Ce qu’il faut en retenir

  • L’arrêté du 3 juin rappelle que les activités à distance réalisées par le pharmacien ne peuvent logiquement se substituer à des soins nécessitant un contact en présentiel ni intervenir en cas de matériel insuffisant. « Le recours au télésoin relève d’une décision partagée du patient et du professionnel réalisant le télésoin »,  précise le texte.
  • Le décret du 3 juin ajoute formellement au CSP la notion d’acte de télésoin aux côtés de la télémédecine (art. R 6316-1 à 3), dans un contexte de la télésanté. Il définit ses conditions de mise en œuvre et de prise en charge.

En pratique

  • La pertinence d’une activité de télésanté est appréciée par le pharmacien ou par un autre professionnel de santé dans le cadre d’une téléexpertise.
  • L’article R. 6316-4 du CSP nouvelle version rappelle que le compte rendu d’un télésoin doit être « inscrit dans le dossier du patient et, le cas échéant, dans le dossier médical partagé (DMP) »,  de même que les actes et prescriptions réalisés dans ces circonstances.

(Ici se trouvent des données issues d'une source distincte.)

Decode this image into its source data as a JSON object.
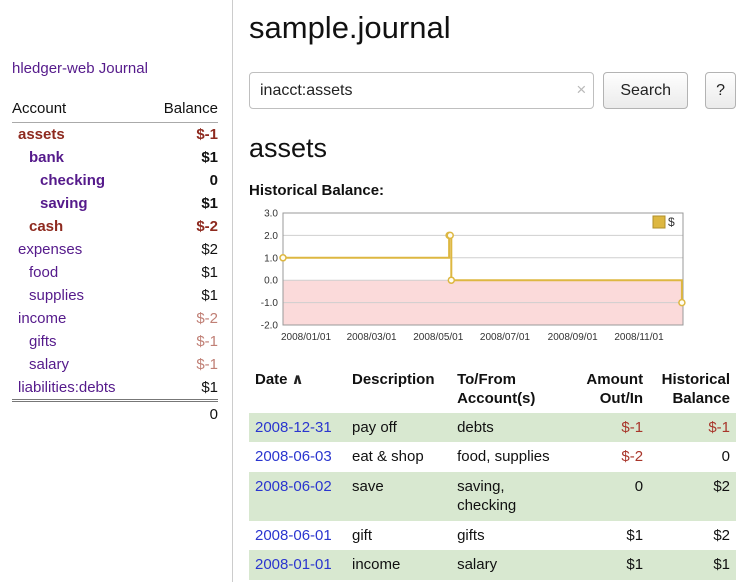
{
  "colors": {
    "link_purple": "#551a8b",
    "date_link": "#2a35cf",
    "negative_strong": "#8e2a1f",
    "negative_muted": "#c07f75",
    "row_green": "#d8e8d0",
    "chart_line": "#ddb741",
    "chart_negative_fill": "#fbdada"
  },
  "sidebar": {
    "app_title": "hledger-web",
    "nav_journal": "Journal",
    "accounts_table": {
      "col_account": "Account",
      "col_balance": "Balance",
      "rows": [
        {
          "name": "assets",
          "balance": "$-1",
          "indent": 0,
          "bold": true,
          "name_negative": true,
          "balance_negative": true
        },
        {
          "name": "bank",
          "balance": "$1",
          "indent": 1,
          "bold": true,
          "name_negative": false,
          "balance_negative": false
        },
        {
          "name": "checking",
          "balance": "0",
          "indent": 2,
          "bold": true,
          "name_negative": false,
          "balance_negative": false
        },
        {
          "name": "saving",
          "balance": "$1",
          "indent": 2,
          "bold": true,
          "name_negative": false,
          "balance_negative": false
        },
        {
          "name": "cash",
          "balance": "$-2",
          "indent": 1,
          "bold": true,
          "name_negative": true,
          "balance_negative": true
        },
        {
          "name": "expenses",
          "balance": "$2",
          "indent": 0,
          "bold": false,
          "name_negative": false,
          "balance_negative": false
        },
        {
          "name": "food",
          "balance": "$1",
          "indent": 1,
          "bold": false,
          "name_negative": false,
          "balance_negative": false
        },
        {
          "name": "supplies",
          "balance": "$1",
          "indent": 1,
          "bold": false,
          "name_negative": false,
          "balance_negative": false
        },
        {
          "name": "income",
          "balance": "$-2",
          "indent": 0,
          "bold": false,
          "name_negative": false,
          "balance_negative": true
        },
        {
          "name": "gifts",
          "balance": "$-1",
          "indent": 1,
          "bold": false,
          "name_negative": false,
          "balance_negative": true
        },
        {
          "name": "salary",
          "balance": "$-1",
          "indent": 1,
          "bold": false,
          "name_negative": false,
          "balance_negative": true
        },
        {
          "name": "liabilities:debts",
          "balance": "$1",
          "indent": 0,
          "bold": false,
          "name_negative": false,
          "balance_negative": false
        }
      ],
      "total": "0"
    }
  },
  "main": {
    "title": "sample.journal",
    "search": {
      "value": "inacct:assets",
      "clear_icon": "×",
      "search_button": "Search",
      "help_button": "?"
    },
    "account_heading": "assets",
    "chart_heading": "Historical Balance:"
  },
  "chart_data": {
    "type": "line",
    "title": "Historical Balance",
    "step": true,
    "ylim": [
      -2,
      3
    ],
    "yticks": [
      "3.0",
      "2.0",
      "1.0",
      "0.0",
      "-1.0",
      "-2.0"
    ],
    "xlim_days": [
      0,
      366
    ],
    "xticks": [
      {
        "label": "2008/01/01",
        "day": 0
      },
      {
        "label": "2008/03/01",
        "day": 60
      },
      {
        "label": "2008/05/01",
        "day": 121
      },
      {
        "label": "2008/07/01",
        "day": 182
      },
      {
        "label": "2008/09/01",
        "day": 244
      },
      {
        "label": "2008/11/01",
        "day": 305
      }
    ],
    "series": [
      {
        "name": "$",
        "points": [
          {
            "date": "2008-01-01",
            "day": 0,
            "value": 1
          },
          {
            "date": "2008-06-01",
            "day": 152,
            "value": 2
          },
          {
            "date": "2008-06-02",
            "day": 153,
            "value": 2
          },
          {
            "date": "2008-06-03",
            "day": 154,
            "value": 0
          },
          {
            "date": "2008-12-31",
            "day": 365,
            "value": -1
          }
        ]
      }
    ],
    "legend": [
      {
        "label": "$",
        "position": "top-right"
      }
    ],
    "grid": true
  },
  "register_table": {
    "headers": {
      "date": "Date",
      "sort_indicator": "∧",
      "description": "Description",
      "accounts": "To/From Account(s)",
      "amount": "Amount Out/In",
      "balance": "Historical Balance"
    },
    "rows": [
      {
        "date": "2008-12-31",
        "description": "pay off",
        "accounts": "debts",
        "amount": "$-1",
        "amount_negative": true,
        "balance": "$-1",
        "balance_negative": true,
        "shaded": true
      },
      {
        "date": "2008-06-03",
        "description": "eat & shop",
        "accounts": "food, supplies",
        "amount": "$-2",
        "amount_negative": true,
        "balance": "0",
        "balance_negative": false,
        "shaded": false
      },
      {
        "date": "2008-06-02",
        "description": "save",
        "accounts": "saving, checking",
        "amount": "0",
        "amount_negative": false,
        "balance": "$2",
        "balance_negative": false,
        "shaded": true
      },
      {
        "date": "2008-06-01",
        "description": "gift",
        "accounts": "gifts",
        "amount": "$1",
        "amount_negative": false,
        "balance": "$2",
        "balance_negative": false,
        "shaded": false
      },
      {
        "date": "2008-01-01",
        "description": "income",
        "accounts": "salary",
        "amount": "$1",
        "amount_negative": false,
        "balance": "$1",
        "balance_negative": false,
        "shaded": true
      }
    ]
  }
}
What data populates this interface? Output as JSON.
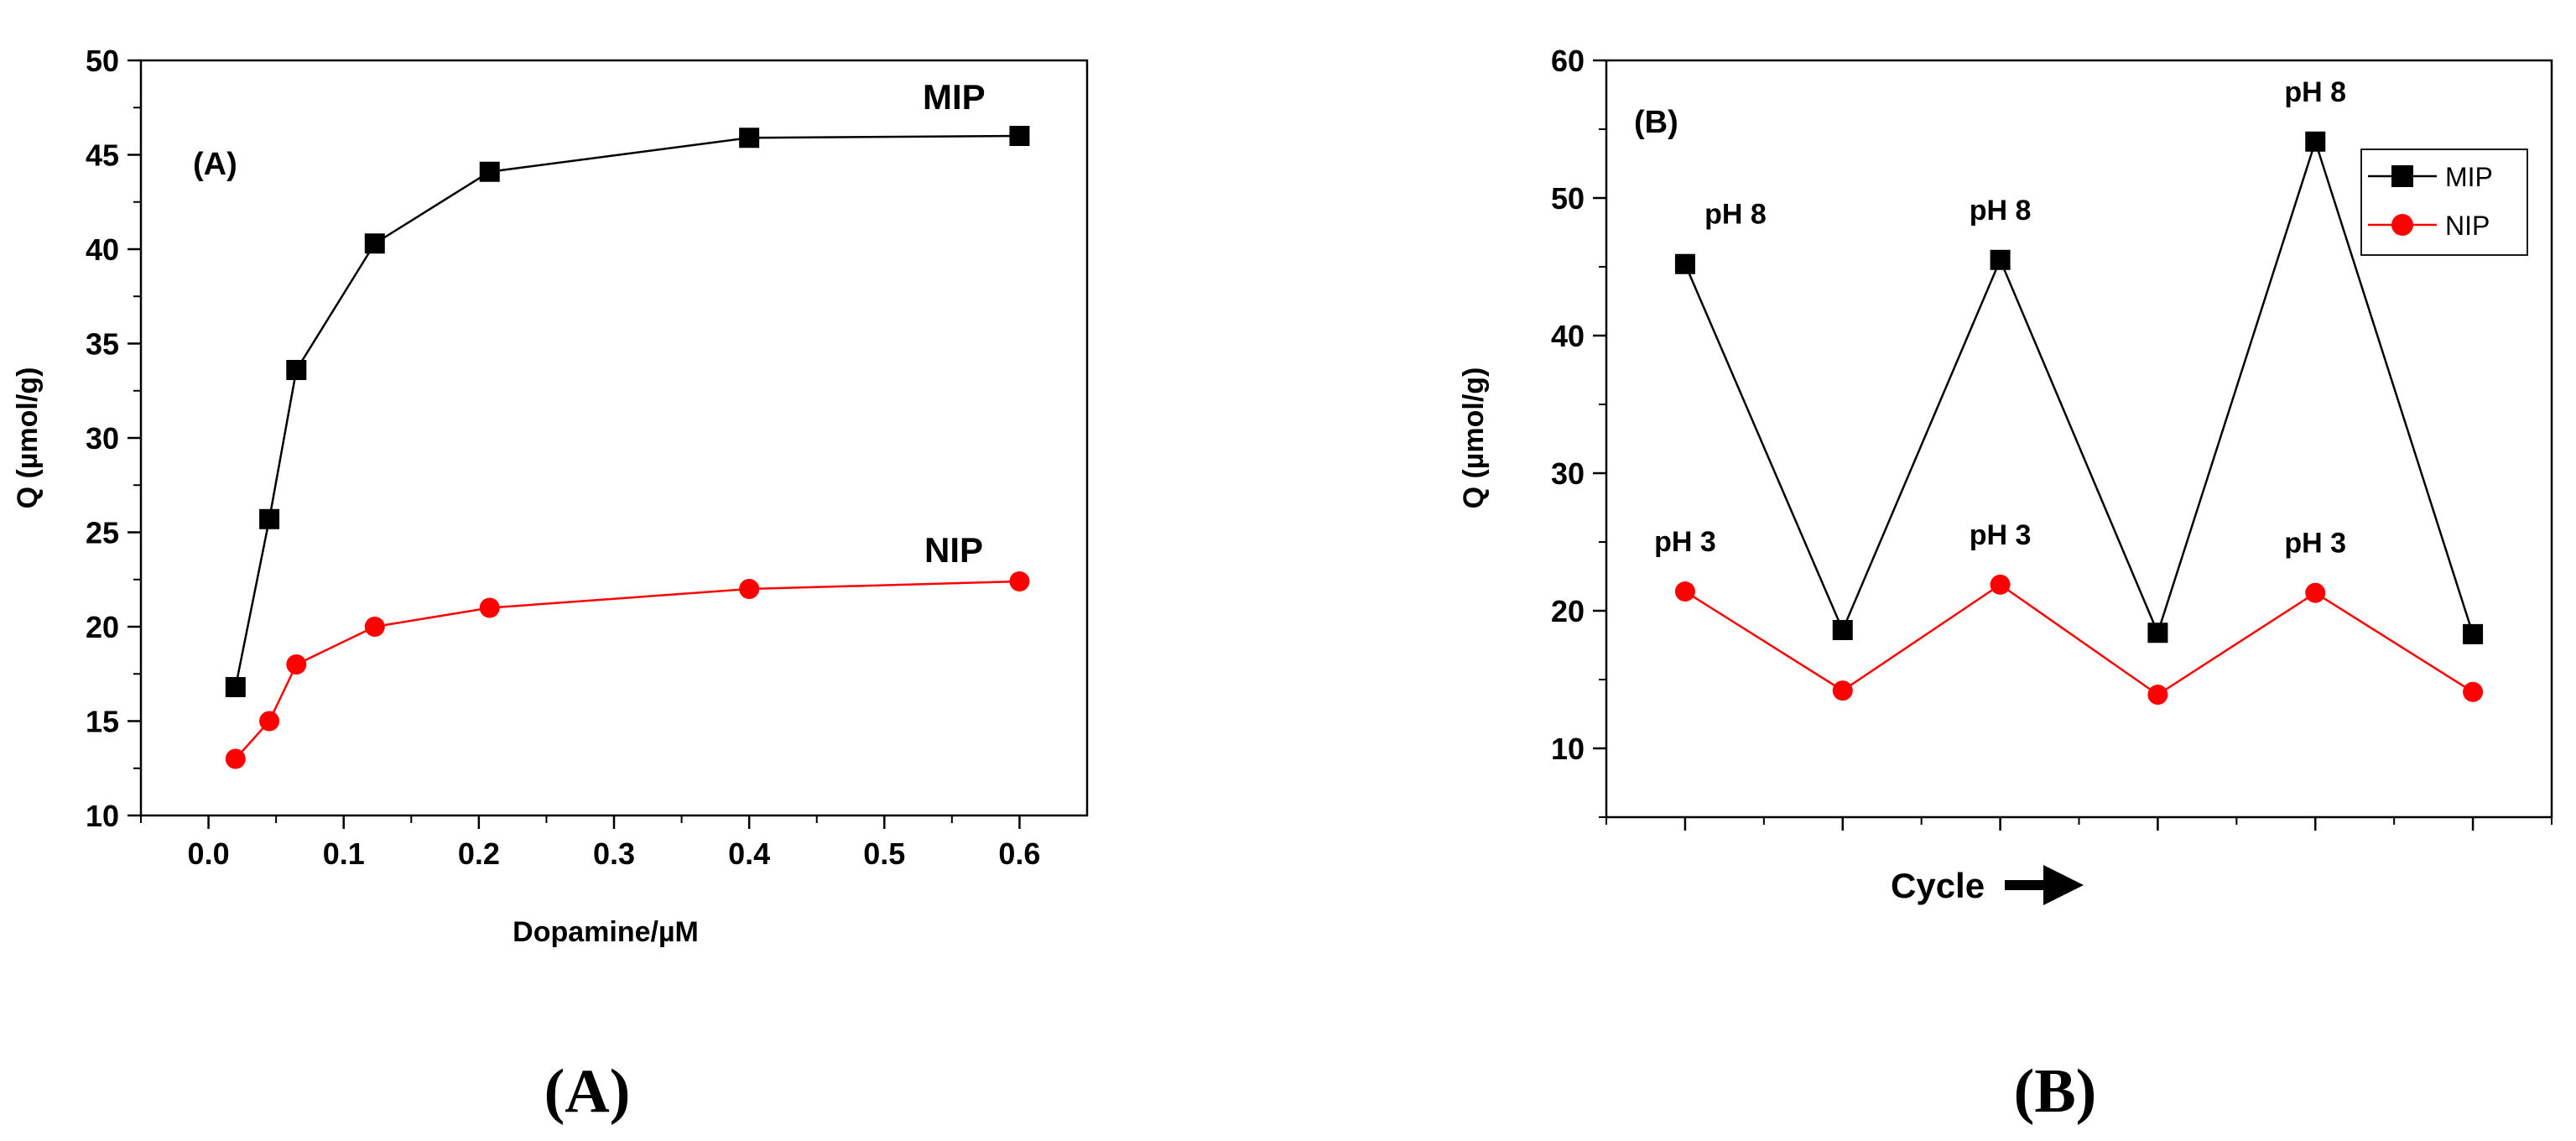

Sont précisées l’identité du pharmacien et celle des autres professionnels participant à l’acte, qui doit être horodaté, ainsi que d’éventuels incidents techniques.
  • Le décret stipule que la tarification d’un acte de télésoin ne peut être supérieure à la même activité réalisée en présentiel par le pharmacien.

Il est important de rappeler que les outils numériques doivent être conformes aux cadres juridiques applicables aux données de santé. Le référentiel opposable pour ces outils numériques n’étant pas encore publié, les pharmaciens doivent être prudents quant à ceux qui leur sont proposés.